In 1777 his parents sent him to study at the Petit Séminaire de Québec, where a whole new world opened before him. He owed much to his family background and his Acadian origins, but he would owe his intellectual training and religious education to the Petit Séminaire. He likely stood out through his love of study and his lively intelligence. At any rate he reputedly was gifted in mathematics and philosophy and at the end of his studies defended a thesis in those subjects. He was also interested in matters of public concern and made friends with fellow student Pierre-Stanislas Bédard.
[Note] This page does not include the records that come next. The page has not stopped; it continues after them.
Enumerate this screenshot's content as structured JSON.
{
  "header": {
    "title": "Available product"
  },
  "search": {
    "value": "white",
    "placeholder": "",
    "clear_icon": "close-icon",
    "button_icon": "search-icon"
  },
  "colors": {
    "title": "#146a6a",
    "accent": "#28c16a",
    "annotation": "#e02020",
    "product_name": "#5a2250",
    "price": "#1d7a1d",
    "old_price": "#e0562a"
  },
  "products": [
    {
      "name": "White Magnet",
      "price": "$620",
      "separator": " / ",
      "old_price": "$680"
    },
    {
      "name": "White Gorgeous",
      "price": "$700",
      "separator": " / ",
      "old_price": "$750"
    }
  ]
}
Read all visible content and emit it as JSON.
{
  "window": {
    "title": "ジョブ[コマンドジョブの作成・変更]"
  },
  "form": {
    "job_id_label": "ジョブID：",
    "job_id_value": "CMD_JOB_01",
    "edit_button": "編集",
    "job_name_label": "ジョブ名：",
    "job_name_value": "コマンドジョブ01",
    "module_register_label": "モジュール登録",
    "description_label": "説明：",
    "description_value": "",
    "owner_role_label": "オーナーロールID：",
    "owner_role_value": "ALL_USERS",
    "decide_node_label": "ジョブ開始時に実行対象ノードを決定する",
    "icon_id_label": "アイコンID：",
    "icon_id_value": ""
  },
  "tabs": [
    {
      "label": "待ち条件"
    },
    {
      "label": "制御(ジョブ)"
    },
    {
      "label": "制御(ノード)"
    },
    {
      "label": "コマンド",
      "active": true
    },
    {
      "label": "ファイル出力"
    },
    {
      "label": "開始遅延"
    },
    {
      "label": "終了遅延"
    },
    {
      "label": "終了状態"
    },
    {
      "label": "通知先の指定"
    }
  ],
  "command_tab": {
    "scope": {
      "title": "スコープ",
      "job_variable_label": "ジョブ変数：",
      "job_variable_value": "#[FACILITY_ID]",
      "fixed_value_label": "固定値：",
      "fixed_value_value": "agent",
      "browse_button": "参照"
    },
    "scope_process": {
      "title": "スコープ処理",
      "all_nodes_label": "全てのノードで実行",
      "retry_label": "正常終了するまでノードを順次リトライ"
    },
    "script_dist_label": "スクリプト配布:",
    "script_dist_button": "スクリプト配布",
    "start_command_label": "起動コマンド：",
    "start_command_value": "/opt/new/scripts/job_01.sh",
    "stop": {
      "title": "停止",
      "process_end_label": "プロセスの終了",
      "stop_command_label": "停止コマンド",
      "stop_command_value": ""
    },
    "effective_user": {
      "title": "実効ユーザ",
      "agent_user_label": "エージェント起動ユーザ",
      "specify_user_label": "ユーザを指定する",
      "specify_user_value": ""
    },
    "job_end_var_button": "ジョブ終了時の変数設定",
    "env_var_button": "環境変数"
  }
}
Upon leaving the Petit Séminaire in 1784, Bourdages, who was bent on getting ahead and aware of his family’s financial difficulties, wanted to make money quickly. He became interested, therefore, in trade and went to sea. Although he failed to make his fortune, voyages to Europe and the West Indies opened new horizons, broadening his field of knowledge. In 1787, after his father’s death, he decided to settle for good in the province of Quebec. That year he petitioned Governor Lord Dorchester [Guy Carleton*], for legal recognition of his family’s title to landed property on Baie des Chaleurs. Despite numerous letters and requests, the British government would not settle this question until 1825.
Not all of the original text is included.